Retensio plasenta dapat bersifat asimtomatis selama kehamilan dan persalinan. Gejala baru akan muncul postpartum. Untuk itu, selama pemeriksaan antenatal, riwayat obstetrik dan ginekologi pasien perlu ditanyakan secara lengkap. Penemuan riwayat sectio caesarea dapat meningkatkan risiko terjadinya plasenta akreta pada pasien. Faktor risiko lainnya, seperti riwayat retensio plasenta terdahulu, abortus, preeklampsia, penggunaan ergometrin, dan stillbirth juga perlu digali.[11,17,18]
Pemeriksaan Fisik
Perdarahan hebat umumnya terjadi pada pasien retensio plasenta, sehingga evaluasi tanda-tanda syok harus dilakukan bersamaan dengan pemeriksaan vagina dan uterus. Diagnosis plasenta trapped, adherens, dan akreta juga dapat ditentukan melalui pemeriksaan fisik.
Evaluasi Syok
Pasien retensio plasenta seringkali memiliki perdarahan hebat sehingga status hemodinamik pasien harus diperhatikan. Tanda-tanda syok hipovolemik, seperti takikardia, hipotensi, penurunan urine output, akral dingin, dan penurunan kesadaran harus dipantau.[5,19,20]
Pemeriksaan Vagina dan Uterus
Apabila bayi sudah lahir dan plasenta belum dilahirkan setelah lebih dari 30 menit, maka diagnosis retensio plasenta dapat ditegakkan. Pada pasien retensio plasenta akan ditemukan plasenta yang masih berada di dalam uterus dengan sebagian korda umbilikalis pada orifisium serviks.[5,6,8]
Membedakan plasenta inkarserata/trapped dengan plasenta adherens dan akreta dapat dilakukan berdasarkan terdapatnya tanda-tanda pelepasan plasenta. Pada saat klinisi melakukan traksi tali pusat terkendali, awasi tanda-tanda pelepasan plasenta dari dinding uterus, yaitu:
- Korda umbilikal yang memanjang
- Semburan darah mendadak dan singkat
- Perubahan tinggi dan dan bentuk uterus dari diskoid menjadi globular
- Meningginya tinggi fundus uteri dan kontraksi fundus [5,6,8]
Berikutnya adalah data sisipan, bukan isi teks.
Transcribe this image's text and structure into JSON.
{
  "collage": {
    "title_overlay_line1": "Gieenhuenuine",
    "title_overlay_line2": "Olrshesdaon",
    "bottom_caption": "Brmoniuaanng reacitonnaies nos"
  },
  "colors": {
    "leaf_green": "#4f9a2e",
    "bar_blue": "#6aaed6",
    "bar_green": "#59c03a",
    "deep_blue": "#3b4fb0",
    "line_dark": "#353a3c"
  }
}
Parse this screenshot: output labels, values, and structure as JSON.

Apabila terdapat tanda-tanda lepasnya plasenta dan plasenta teraba pada ujung orifisium serviks, tetapi plasenta tidak dapat dikeluarkan, maka diagnosis plasenta trapped dapat ditegakkan. Plasenta akreta dan adherens umumnya tidak memiliki tanda-tanda pelepasan plasenta. Diagnosis plasenta akreta dan adherens dapat dibedakan hanya dengan tindakan manual plasenta.[5,7,8]
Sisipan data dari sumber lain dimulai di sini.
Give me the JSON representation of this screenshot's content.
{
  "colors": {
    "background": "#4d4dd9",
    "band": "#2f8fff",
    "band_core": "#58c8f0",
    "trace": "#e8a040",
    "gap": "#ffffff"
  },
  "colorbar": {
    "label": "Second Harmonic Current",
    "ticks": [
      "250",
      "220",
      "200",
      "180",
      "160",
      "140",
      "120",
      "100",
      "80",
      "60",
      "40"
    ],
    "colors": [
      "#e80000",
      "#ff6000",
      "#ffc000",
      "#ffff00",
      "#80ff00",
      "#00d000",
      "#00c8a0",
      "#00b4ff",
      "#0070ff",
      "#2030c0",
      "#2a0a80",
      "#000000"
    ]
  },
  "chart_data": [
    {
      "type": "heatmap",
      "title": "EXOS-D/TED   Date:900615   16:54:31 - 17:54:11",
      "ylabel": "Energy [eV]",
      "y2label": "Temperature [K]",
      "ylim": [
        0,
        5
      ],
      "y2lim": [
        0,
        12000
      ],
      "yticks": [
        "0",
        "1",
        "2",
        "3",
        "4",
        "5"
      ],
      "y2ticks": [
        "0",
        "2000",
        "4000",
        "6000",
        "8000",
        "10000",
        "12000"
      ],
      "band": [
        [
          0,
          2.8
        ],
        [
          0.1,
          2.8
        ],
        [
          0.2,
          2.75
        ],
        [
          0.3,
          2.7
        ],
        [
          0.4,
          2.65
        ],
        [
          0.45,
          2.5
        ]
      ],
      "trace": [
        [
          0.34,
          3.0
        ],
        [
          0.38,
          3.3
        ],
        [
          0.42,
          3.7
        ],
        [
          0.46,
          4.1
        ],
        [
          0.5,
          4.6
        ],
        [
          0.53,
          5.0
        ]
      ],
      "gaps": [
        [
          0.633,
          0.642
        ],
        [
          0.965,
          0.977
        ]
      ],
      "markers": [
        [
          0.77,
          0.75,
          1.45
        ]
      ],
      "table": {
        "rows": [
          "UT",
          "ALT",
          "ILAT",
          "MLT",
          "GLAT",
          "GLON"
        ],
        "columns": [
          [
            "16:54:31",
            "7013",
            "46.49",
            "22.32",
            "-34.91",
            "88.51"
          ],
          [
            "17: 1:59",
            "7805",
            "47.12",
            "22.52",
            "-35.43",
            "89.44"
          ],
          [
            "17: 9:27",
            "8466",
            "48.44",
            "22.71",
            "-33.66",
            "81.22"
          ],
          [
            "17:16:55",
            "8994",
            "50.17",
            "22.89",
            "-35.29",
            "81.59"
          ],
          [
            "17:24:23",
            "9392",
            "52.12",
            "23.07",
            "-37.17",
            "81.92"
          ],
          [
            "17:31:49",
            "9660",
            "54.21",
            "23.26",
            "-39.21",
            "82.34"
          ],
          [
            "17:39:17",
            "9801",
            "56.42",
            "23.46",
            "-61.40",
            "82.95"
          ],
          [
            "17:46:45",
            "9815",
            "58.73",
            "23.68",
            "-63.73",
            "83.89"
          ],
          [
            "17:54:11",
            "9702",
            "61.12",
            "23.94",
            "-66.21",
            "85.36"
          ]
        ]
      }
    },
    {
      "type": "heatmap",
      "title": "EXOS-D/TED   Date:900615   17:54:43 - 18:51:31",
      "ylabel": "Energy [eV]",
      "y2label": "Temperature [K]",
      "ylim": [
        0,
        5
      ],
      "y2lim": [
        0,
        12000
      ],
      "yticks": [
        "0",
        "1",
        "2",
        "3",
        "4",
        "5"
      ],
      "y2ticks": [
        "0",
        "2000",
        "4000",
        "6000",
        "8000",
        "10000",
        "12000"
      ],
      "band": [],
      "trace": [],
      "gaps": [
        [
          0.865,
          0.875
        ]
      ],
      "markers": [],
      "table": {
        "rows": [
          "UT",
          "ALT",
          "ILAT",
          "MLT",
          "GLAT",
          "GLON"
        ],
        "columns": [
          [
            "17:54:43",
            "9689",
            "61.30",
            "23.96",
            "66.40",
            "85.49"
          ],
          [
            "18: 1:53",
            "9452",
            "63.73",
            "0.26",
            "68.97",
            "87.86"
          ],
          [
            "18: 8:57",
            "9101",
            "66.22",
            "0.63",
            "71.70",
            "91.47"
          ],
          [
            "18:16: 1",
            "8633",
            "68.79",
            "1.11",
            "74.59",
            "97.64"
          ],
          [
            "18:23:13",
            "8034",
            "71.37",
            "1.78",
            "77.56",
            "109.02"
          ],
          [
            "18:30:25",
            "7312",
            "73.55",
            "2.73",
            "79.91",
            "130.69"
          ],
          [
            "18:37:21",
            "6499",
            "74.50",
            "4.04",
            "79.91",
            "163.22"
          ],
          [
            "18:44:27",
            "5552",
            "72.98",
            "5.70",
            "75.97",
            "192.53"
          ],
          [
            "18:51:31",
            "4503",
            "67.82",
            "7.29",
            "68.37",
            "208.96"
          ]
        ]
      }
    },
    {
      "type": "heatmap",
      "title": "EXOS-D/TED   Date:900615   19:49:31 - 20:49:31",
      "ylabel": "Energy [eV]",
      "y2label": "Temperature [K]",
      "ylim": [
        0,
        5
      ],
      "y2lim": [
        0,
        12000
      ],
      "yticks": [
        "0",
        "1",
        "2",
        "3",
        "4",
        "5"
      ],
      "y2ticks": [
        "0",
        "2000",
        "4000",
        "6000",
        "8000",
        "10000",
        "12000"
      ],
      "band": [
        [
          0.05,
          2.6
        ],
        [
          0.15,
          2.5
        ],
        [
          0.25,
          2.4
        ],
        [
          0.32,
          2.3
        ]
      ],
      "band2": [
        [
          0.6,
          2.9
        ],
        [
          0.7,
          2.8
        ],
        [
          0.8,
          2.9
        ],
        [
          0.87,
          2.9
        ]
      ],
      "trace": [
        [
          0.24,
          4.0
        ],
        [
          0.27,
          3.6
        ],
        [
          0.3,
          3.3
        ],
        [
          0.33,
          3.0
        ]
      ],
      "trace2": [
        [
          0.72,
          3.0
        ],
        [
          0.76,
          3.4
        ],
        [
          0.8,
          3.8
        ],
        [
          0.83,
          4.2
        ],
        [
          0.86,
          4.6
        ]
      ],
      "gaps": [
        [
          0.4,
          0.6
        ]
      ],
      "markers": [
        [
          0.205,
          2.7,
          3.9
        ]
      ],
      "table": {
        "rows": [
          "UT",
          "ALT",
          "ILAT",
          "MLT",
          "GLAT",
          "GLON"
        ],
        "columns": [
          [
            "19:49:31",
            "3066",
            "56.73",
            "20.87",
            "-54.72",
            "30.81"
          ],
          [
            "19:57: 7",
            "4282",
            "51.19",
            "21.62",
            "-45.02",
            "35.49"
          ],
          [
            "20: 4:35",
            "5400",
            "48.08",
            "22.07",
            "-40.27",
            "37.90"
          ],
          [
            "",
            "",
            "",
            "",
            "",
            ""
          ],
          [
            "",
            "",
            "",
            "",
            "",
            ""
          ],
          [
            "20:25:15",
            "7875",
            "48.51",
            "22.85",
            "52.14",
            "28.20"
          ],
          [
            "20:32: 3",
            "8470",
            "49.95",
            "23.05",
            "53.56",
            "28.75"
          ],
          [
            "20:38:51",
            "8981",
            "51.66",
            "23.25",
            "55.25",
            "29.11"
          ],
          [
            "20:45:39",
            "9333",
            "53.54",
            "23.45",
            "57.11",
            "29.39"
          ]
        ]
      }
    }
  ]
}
Apabila seluruh plasenta dan desidua dapat dilepaskan dengan bersih dari dinding uterus, maka diagnosis plasenta adherens dapat ditegakkan. Pada plasenta akreta, sudah terjadi invasi ke miometrium, sehingga plasenta akan sulit dilepaskan dari dinding uterus melalui tindakan manual plasenta.[5,7]
Diagnosis Banding
Diagnosis banding retensio plasenta adalah dengan penyebab perdarahan postpartum lainnya. Penyebab perdarahan postpartum tersering adalah atonia uteri dan laserasi pada jalan lahir. Selain itu, inversio uteri dapat juga dipertimbangkan sebagai diagnosis banding retensio plasenta.
Atonia Uteri
Atonia uteri merupakan keadaan di mana uterus gagal berkontraksi setelah lahirnya bayi. Atonia uterus merupakan penyebab perdarahan postpartum tersering. Tanda dan gejala yang dapat ditemukan dapat menyerupai retensio plasenta, seperti perdarahan hebat, nyeri abdomen, dan gangguan hemodinamik.
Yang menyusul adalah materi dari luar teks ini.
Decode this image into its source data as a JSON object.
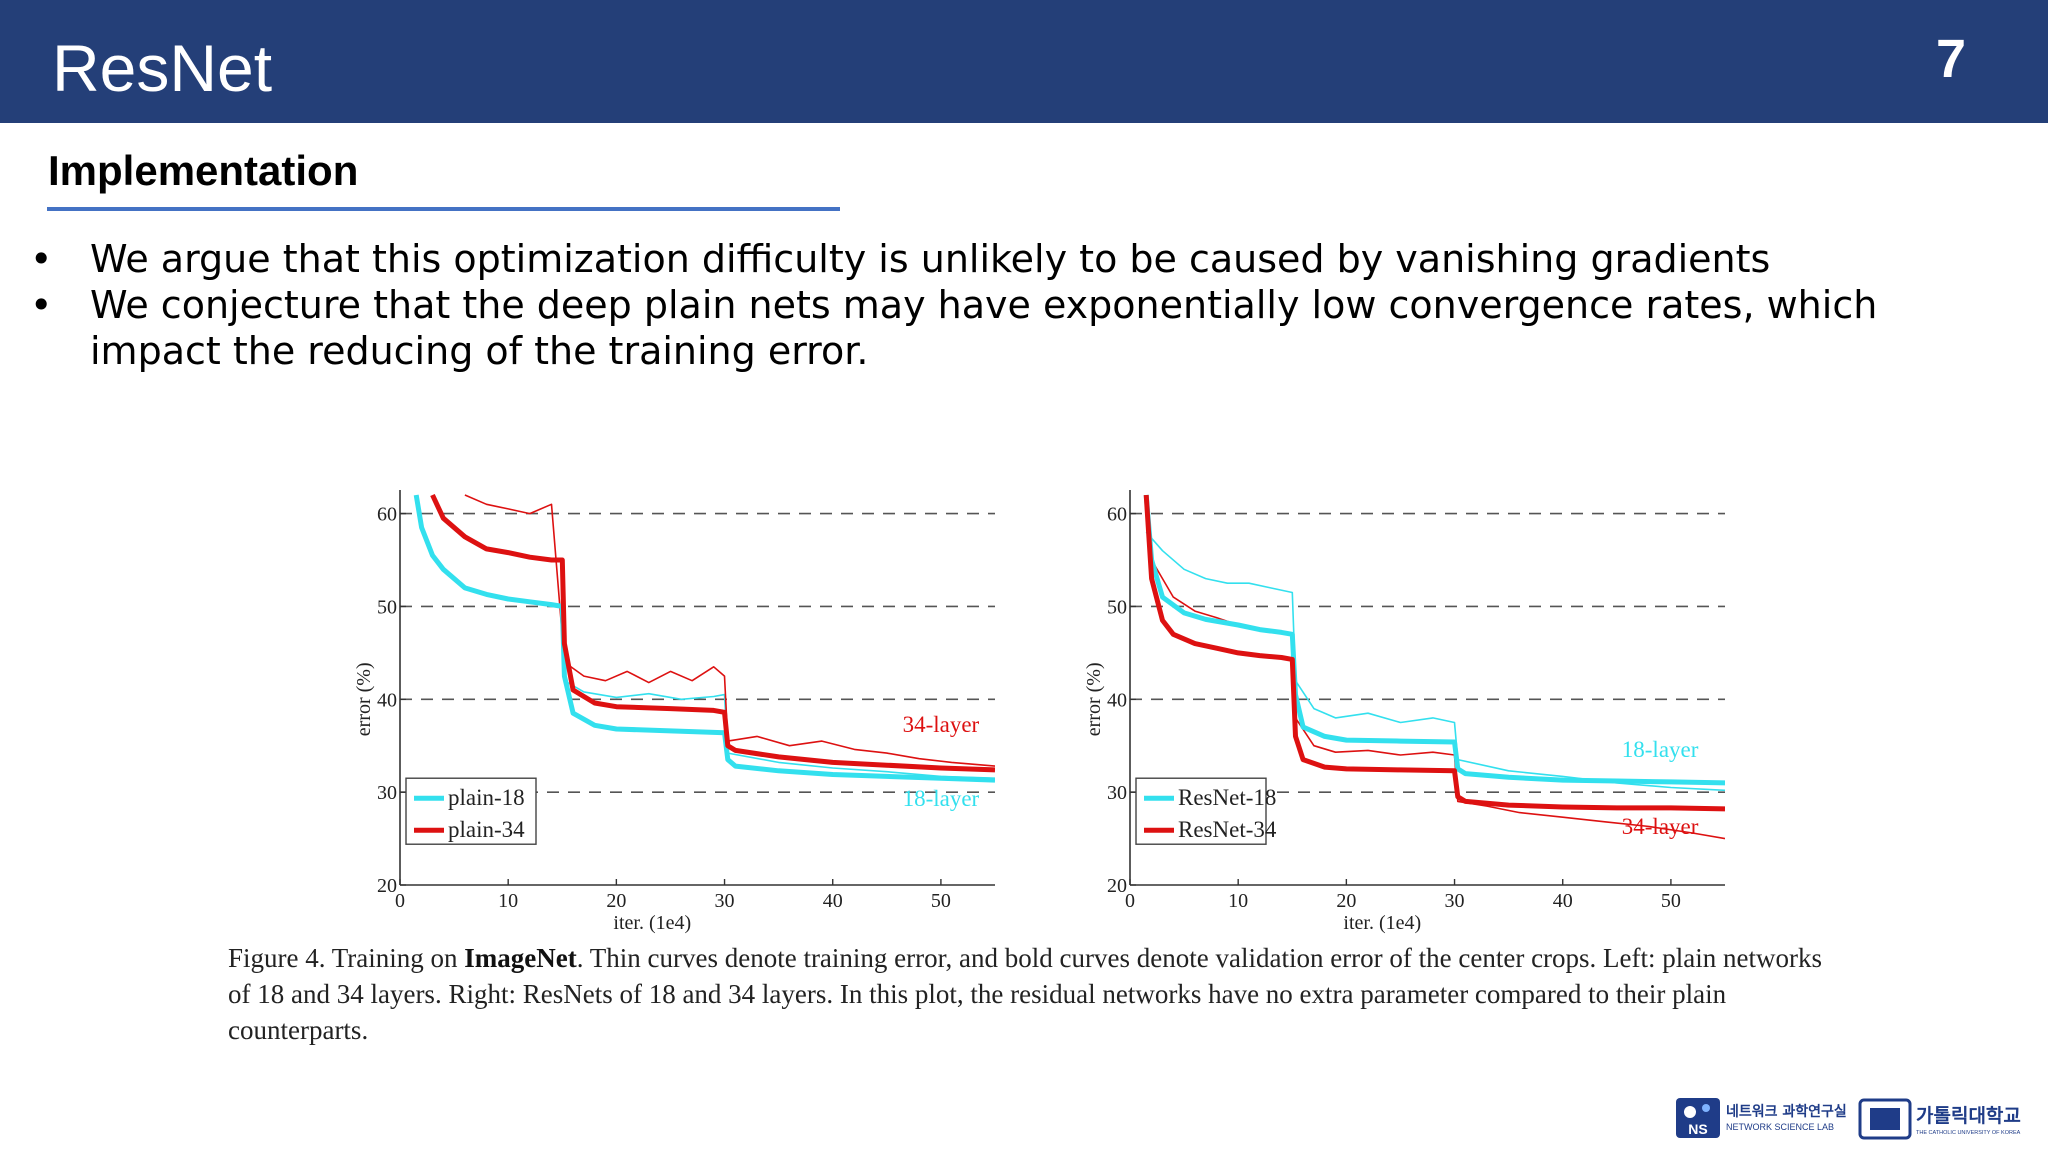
{
  "slide": {
    "title": "ResNet",
    "page_number": "7"
  },
  "section": {
    "heading": "Implementation"
  },
  "bullets": [
    {
      "marker": "•",
      "text": "We argue that this optimization difficulty is unlikely to be caused by vanishing gradients"
    },
    {
      "marker": "•",
      "text": "We conjecture that the deep plain nets may have exponentially low convergence rates, which impact the reducing of the training error."
    }
  ],
  "colors": {
    "header": "#243F78",
    "rule": "#4472C4",
    "cyan": "#33E0EE",
    "red": "#DD1111"
  },
  "chart_data": [
    {
      "type": "line",
      "panel": "left",
      "xlabel": "iter. (1e4)",
      "ylabel": "error (%)",
      "xlim": [
        0,
        55
      ],
      "ylim": [
        20,
        62
      ],
      "xticks": [
        0,
        10,
        20,
        30,
        40,
        50
      ],
      "yticks": [
        20,
        30,
        40,
        50,
        60
      ],
      "grid": "dashed horizontal at 30, 40, 50, 60",
      "legend": {
        "position": "bottom-left",
        "entries": [
          "plain-18",
          "plain-34"
        ]
      },
      "annotations": [
        {
          "text": "34-layer",
          "x": 50,
          "y": 36.5,
          "color": "red"
        },
        {
          "text": "18-layer",
          "x": 50,
          "y": 28.5,
          "color": "cyan"
        }
      ],
      "series": [
        {
          "name": "plain-18",
          "style": "bold",
          "color": "cyan",
          "x": [
            1.5,
            2,
            3,
            4,
            6,
            8,
            10,
            12,
            14,
            15,
            15.2,
            16,
            18,
            20,
            25,
            30,
            30.3,
            31,
            35,
            40,
            45,
            50,
            55
          ],
          "y": [
            62,
            58.5,
            55.5,
            54,
            52,
            51.3,
            50.8,
            50.5,
            50.2,
            50,
            42.5,
            38.5,
            37.2,
            36.8,
            36.6,
            36.4,
            33.5,
            32.8,
            32.3,
            31.9,
            31.7,
            31.5,
            31.3
          ]
        },
        {
          "name": "plain-18 train",
          "style": "thin",
          "color": "cyan",
          "x": [
            15.2,
            17,
            20,
            23,
            26,
            29,
            30,
            30.3,
            35,
            40,
            45,
            50,
            55
          ],
          "y": [
            42,
            40.8,
            40.2,
            40.6,
            40,
            40.3,
            40.5,
            34.2,
            33.2,
            32.6,
            32.2,
            31.7,
            31.5
          ]
        },
        {
          "name": "plain-34",
          "style": "bold",
          "color": "red",
          "x": [
            3,
            4,
            6,
            8,
            10,
            12,
            14,
            15,
            15.2,
            16,
            18,
            20,
            25,
            29,
            30,
            30.3,
            31,
            35,
            40,
            45,
            50,
            55
          ],
          "y": [
            62,
            59.5,
            57.5,
            56.2,
            55.8,
            55.3,
            55,
            55,
            46,
            41,
            39.6,
            39.2,
            39,
            38.8,
            38.6,
            35,
            34.5,
            33.8,
            33.2,
            32.9,
            32.6,
            32.4
          ]
        },
        {
          "name": "plain-34 train",
          "style": "thin",
          "color": "red",
          "x": [
            6,
            8,
            10,
            12,
            14,
            15.2,
            17,
            19,
            21,
            23,
            25,
            27,
            29,
            30,
            30.3,
            33,
            36,
            39,
            42,
            45,
            48,
            51,
            55
          ],
          "y": [
            62,
            61,
            60.5,
            60,
            61,
            44,
            42.5,
            42,
            43,
            41.8,
            43,
            42,
            43.5,
            42.5,
            35.5,
            36,
            35,
            35.5,
            34.6,
            34.2,
            33.6,
            33.2,
            32.8
          ]
        }
      ]
    },
    {
      "type": "line",
      "panel": "right",
      "xlabel": "iter. (1e4)",
      "ylabel": "error (%)",
      "xlim": [
        0,
        55
      ],
      "ylim": [
        20,
        62
      ],
      "xticks": [
        0,
        10,
        20,
        30,
        40,
        50
      ],
      "yticks": [
        20,
        30,
        40,
        50,
        60
      ],
      "grid": "dashed horizontal at 30, 40, 50, 60",
      "legend": {
        "position": "bottom-left",
        "entries": [
          "ResNet-18",
          "ResNet-34"
        ]
      },
      "annotations": [
        {
          "text": "18-layer",
          "x": 49,
          "y": 33.8,
          "color": "cyan"
        },
        {
          "text": "34-layer",
          "x": 49,
          "y": 25.5,
          "color": "red"
        }
      ],
      "series": [
        {
          "name": "ResNet-18",
          "style": "bold",
          "color": "cyan",
          "x": [
            1.5,
            2,
            3,
            5,
            7,
            10,
            12,
            14,
            15,
            15.3,
            16,
            18,
            20,
            25,
            30,
            30.3,
            31,
            35,
            40,
            45,
            50,
            55
          ],
          "y": [
            62,
            55,
            51,
            49.3,
            48.6,
            48,
            47.5,
            47.2,
            47,
            40.5,
            37,
            36,
            35.6,
            35.5,
            35.4,
            32.5,
            32,
            31.6,
            31.3,
            31.2,
            31.1,
            31
          ]
        },
        {
          "name": "ResNet-18 train",
          "style": "thin",
          "color": "cyan",
          "x": [
            1.5,
            3,
            5,
            7,
            9,
            11,
            13,
            15,
            15.3,
            17,
            19,
            22,
            25,
            28,
            30,
            30.3,
            35,
            40,
            45,
            50,
            55
          ],
          "y": [
            58,
            56,
            54,
            53,
            52.5,
            52.5,
            52,
            51.5,
            42,
            39,
            38,
            38.5,
            37.5,
            38,
            37.5,
            33.5,
            32.3,
            31.7,
            31,
            30.5,
            30.2
          ]
        },
        {
          "name": "ResNet-34",
          "style": "bold",
          "color": "red",
          "x": [
            1.5,
            2,
            3,
            4,
            6,
            8,
            10,
            12,
            14,
            15,
            15.3,
            16,
            18,
            20,
            25,
            30,
            30.3,
            31,
            35,
            40,
            45,
            50,
            55
          ],
          "y": [
            62,
            53,
            48.5,
            47,
            46,
            45.5,
            45,
            44.7,
            44.5,
            44.3,
            36,
            33.5,
            32.7,
            32.5,
            32.4,
            32.3,
            29.5,
            29,
            28.6,
            28.4,
            28.3,
            28.3,
            28.2
          ]
        },
        {
          "name": "ResNet-34 train",
          "style": "thin",
          "color": "red",
          "x": [
            1.5,
            2,
            4,
            6,
            8,
            10,
            12,
            14,
            15,
            15.3,
            17,
            19,
            22,
            25,
            28,
            30,
            30.3,
            33,
            36,
            40,
            44,
            48,
            52,
            55
          ],
          "y": [
            60,
            55,
            51,
            49.5,
            48.8,
            48,
            47.5,
            47.2,
            47,
            38,
            35,
            34.3,
            34.5,
            34,
            34.3,
            34,
            29,
            28.5,
            27.8,
            27.3,
            26.8,
            26.3,
            25.6,
            25
          ]
        }
      ]
    }
  ],
  "caption": {
    "prefix": "Figure 4. Training on ",
    "bold": "ImageNet",
    "rest": ". Thin curves denote training error, and bold curves denote validation error of the center crops. Left: plain networks of 18 and 34 layers. Right: ResNets of 18 and 34 layers. In this plot, the residual networks have no extra parameter compared to their plain counterparts."
  },
  "logos": {
    "ns_lab_korean": "네트워크 과학연구실",
    "ns_lab_english": "NETWORK SCIENCE LAB",
    "university_korean": "가톨릭대학교",
    "university_english": "THE CATHOLIC UNIVERSITY OF KOREA"
  }
}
Atonia uteri dapat menjadi salah satu penyebab terjadinya retensio plasenta. Namun, yang membedakan antara atonia uteri dengan retensio plasenta adalah tidak adanya kontraksi uterus pada atonia uteri, dan plasenta yang berhasil dilahirkan.[3,5,7]
Laserasi
Laserasi pada uterus, serviks, atau vagina merupakan penyebab perdarahan postpartum kedua terbanyak. Laserasi dapat terjadi akibat melahirkan bayi berukuran besar, episiotomi, dan akibat manipulasi intrauterin, misalnya manual plasenta. Pada laserasi, masih ada perdarahan aktif meskipun plasenta telah dilahirkan.
Untuk membedakan dengan retensio plasenta, lakukan pemeriksaan pada perineum dan inspekulo untuk melihat adanya laserasi. Selain itu, periksa plasenta yang telah dilahirkan untuk menilai kelengkapan plasenta, atau jika ada kemungkinan plasenta multilobus.[21]
Inversio Uterus
Meskipun lebih jarang terjadi, inversio uterus dapat berakibat fatal karena menyebabkan perdarahan dan syok. Plasentasi invasif dan tindakan manual plasenta merupakan faktor risiko terjadinya inversio uteri. Inversio uterus dapat terjadi sebelum atau sesudah kelahiran plasenta.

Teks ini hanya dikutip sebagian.